Helena se sumó al grupo, pese a las quejas de Víctor. Roger y
Sulem también querían acompañarnos. Sin embargo decidí seguir un criterio
similar al de Bruno. En mi opinión tenían que quedarse en New Haven. Lo más
urgente era ayudar a los semitas contra la represión. Orestes había pintado un
futuro complicado y tenía parte de razón. Roger tenía conocimientos y acceso a
tecnología muy útil y Sulem era valiente y con mucha personalidad. Allí podían
hacer un gran trabajo. Puse a Roger en contacto con Bruno e intercambiamos
números de móviles seguros para mantenernos informados.
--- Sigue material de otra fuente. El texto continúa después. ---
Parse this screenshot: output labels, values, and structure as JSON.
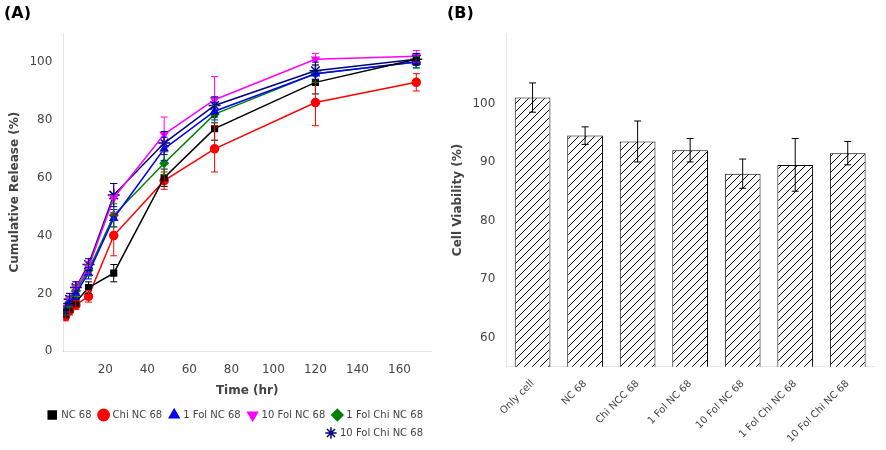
{
  "chart_data": [
    {
      "type": "line",
      "title": "(A)",
      "xlabel": "Time (hr)",
      "ylabel": "Cumulative Release (%)",
      "x": [
        1,
        3,
        6,
        12,
        24,
        48,
        72,
        120,
        168
      ],
      "xlim": [
        0,
        175
      ],
      "ylim": [
        0,
        110
      ],
      "xticks": [
        20,
        40,
        60,
        80,
        100,
        120,
        140,
        160
      ],
      "yticks": [
        0,
        20,
        40,
        60,
        80,
        100
      ],
      "grid": false,
      "legend": "lower right",
      "series": [
        {
          "name": "NC 68",
          "color": "#000000",
          "marker": "square",
          "values": [
            13,
            15,
            17,
            22,
            27,
            60,
            77,
            93,
            101
          ],
          "errors": [
            1.5,
            1.5,
            1.5,
            2,
            3,
            3,
            4,
            4,
            2
          ]
        },
        {
          "name": "Chi NC 68",
          "color": "#ff0000",
          "marker": "circle",
          "values": [
            12,
            14,
            16,
            19,
            40,
            59,
            70,
            86,
            93
          ],
          "errors": [
            1.5,
            1.5,
            1.5,
            2,
            7,
            3,
            8,
            8,
            3
          ]
        },
        {
          "name": "1 Fol NC 68",
          "color": "#0000ff",
          "marker": "triangle-up",
          "values": [
            14,
            17,
            20,
            27,
            46,
            70,
            83,
            96,
            100
          ],
          "errors": [
            1.5,
            2,
            2,
            2,
            3,
            4,
            3,
            3,
            2
          ]
        },
        {
          "name": "10 Fol NC 68",
          "color": "#ff00ff",
          "marker": "triangle-down",
          "values": [
            15,
            18,
            22,
            29,
            53,
            75,
            87,
            101,
            102
          ],
          "errors": [
            1.5,
            2,
            2,
            2,
            5,
            6,
            8,
            2,
            2
          ]
        },
        {
          "name": "1 Fol Chi NC 68",
          "color": "#008000",
          "marker": "diamond",
          "values": [
            14,
            17,
            21,
            28,
            47,
            65,
            82,
            96,
            100
          ],
          "errors": [
            1.5,
            2,
            2,
            2,
            4,
            4,
            3,
            3,
            2
          ]
        },
        {
          "name": "10 Fol Chi NC 68",
          "color": "#000080",
          "marker": "star",
          "values": [
            15,
            18,
            22,
            30,
            54,
            72,
            85,
            97,
            101
          ],
          "errors": [
            1.5,
            2,
            2,
            2,
            4,
            4,
            3,
            3,
            2
          ]
        }
      ]
    },
    {
      "type": "bar",
      "title": "(B)",
      "ylabel": "Cell Viability (%)",
      "categories": [
        "Only cell",
        "NC 68",
        "Chi NCC 68",
        "1 Fol NC 68",
        "10 Fol NC 68",
        "1 Fol Chi NC 68",
        "10 Fol Chi NC 68"
      ],
      "values": [
        101.0,
        94.5,
        93.5,
        92.0,
        88.0,
        89.5,
        91.5
      ],
      "errors": [
        2.5,
        1.5,
        3.5,
        2.0,
        2.5,
        4.5,
        2.0
      ],
      "color": "#ffffff",
      "ylim": [
        55,
        112
      ],
      "yticks": [
        60,
        70,
        80,
        90,
        100
      ],
      "grid": false
    }
  ]
}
Y creo que fue muy correcto lo que les propuse porque, si
durante las últimas horas Roger era una especie de alma en pena, ahora, con una
misión muy concreta en la vida, con un objetivo, con un sentido, parecía que ya
no le importaba que su vida anterior se hubiera terminado. Roger, el tartamudo,
ya no tartamudeaba. Había roto con su pasado. Con su vida de esnob pijo. En sus
adentros se despidió de sus padres, médicos, de su familia, de su hogar
confortable. Había decidido, no sólo luchar de manera casual, protegido por el
ala protectora de su familia, había decidido luchar con todas las consecuencias
contra un sistema social sobre el que se construía toda la opresión y miseria
de los que le rodeaban.
Llegó la hora de la partida. Abracé al nuevo Roger, dispuesto a
despedirse de mí con una sonrisa de oreja a oreja y un “hasta la vista” y
estreché la mano con Sulem, la joven heroína. Montamos en la furgoneta y
emprendimos el camino. En un bolsillo llevaba un tesoro, la foto de mi
adolescencia en las Juventudes. En el corazón llevaba otro: la proximidad a
Helena y nuestros sentimientos mutuos.